Material Flow Analysis helped determine the Food Footprint in North West Footprint for Food (pdf). (this link broken - we are chasing) The ecological footprint (EF) of the North West region totals 43 million global hectares (gha). This equates to 6.2 gha per resident (average for UK). If the world’s total population was to live at the level of affluence of the UK, i.e. at about 6.2 gha/cap, we would need 3- 4 planets to sustain our lifestyle.

The Footprint for food can be used to show that by eating a healthier diet we also impact much less on the environment...in other words food that is healthier for us is also healthier for the planet. According to the 'Ecological Footprint of what we eat', by eating a 'healthy diet', we reduce our burden on the environment by 22%, another 11% if it is local, a further 2% if it is organic, and another 5% if completely vegetarian (rather than 'less meat' in a healthy diet). See Fig 8.

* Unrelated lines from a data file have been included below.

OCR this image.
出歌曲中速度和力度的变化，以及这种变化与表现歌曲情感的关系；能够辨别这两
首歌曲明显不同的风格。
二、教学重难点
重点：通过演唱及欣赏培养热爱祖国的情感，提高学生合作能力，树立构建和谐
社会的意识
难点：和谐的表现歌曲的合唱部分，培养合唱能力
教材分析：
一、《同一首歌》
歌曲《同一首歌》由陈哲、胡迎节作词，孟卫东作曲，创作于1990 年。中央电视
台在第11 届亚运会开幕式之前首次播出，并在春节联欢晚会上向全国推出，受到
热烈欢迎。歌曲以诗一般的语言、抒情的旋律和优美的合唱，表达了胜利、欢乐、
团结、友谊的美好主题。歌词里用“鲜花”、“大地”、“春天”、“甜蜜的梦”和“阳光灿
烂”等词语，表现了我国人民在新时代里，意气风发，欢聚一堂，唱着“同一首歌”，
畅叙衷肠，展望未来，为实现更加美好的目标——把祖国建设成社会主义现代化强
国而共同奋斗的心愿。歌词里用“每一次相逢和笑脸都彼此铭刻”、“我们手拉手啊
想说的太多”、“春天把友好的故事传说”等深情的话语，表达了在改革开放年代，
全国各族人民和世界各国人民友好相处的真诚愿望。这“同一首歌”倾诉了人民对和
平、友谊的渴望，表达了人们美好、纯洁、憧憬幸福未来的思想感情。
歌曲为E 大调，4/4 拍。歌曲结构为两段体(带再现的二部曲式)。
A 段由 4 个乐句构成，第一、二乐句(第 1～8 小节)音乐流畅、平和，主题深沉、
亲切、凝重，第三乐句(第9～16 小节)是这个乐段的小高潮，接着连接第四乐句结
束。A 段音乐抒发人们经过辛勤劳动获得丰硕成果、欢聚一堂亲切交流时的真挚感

The highest single footprint component of the EF is food consumption in households - with 1.4 gha/cap. Together with catering consumption (0.17 gha) and packaging (0.07 gha), the Food Footprint corresponds to over a quarter of the total EF from all activities.

If we multiply the individual Food Footprint for a UK citizen (1.6 gha) by number of people - 60 million, this gives total food UK footprint in terms of land of nearly 100,000,000 hectares. As we have only about 18,700,000 hectares of land for agriculture, and 2.8mh of forest, that means we need nearly 5X more than the total agricultural & forest land in UK to produce our own food.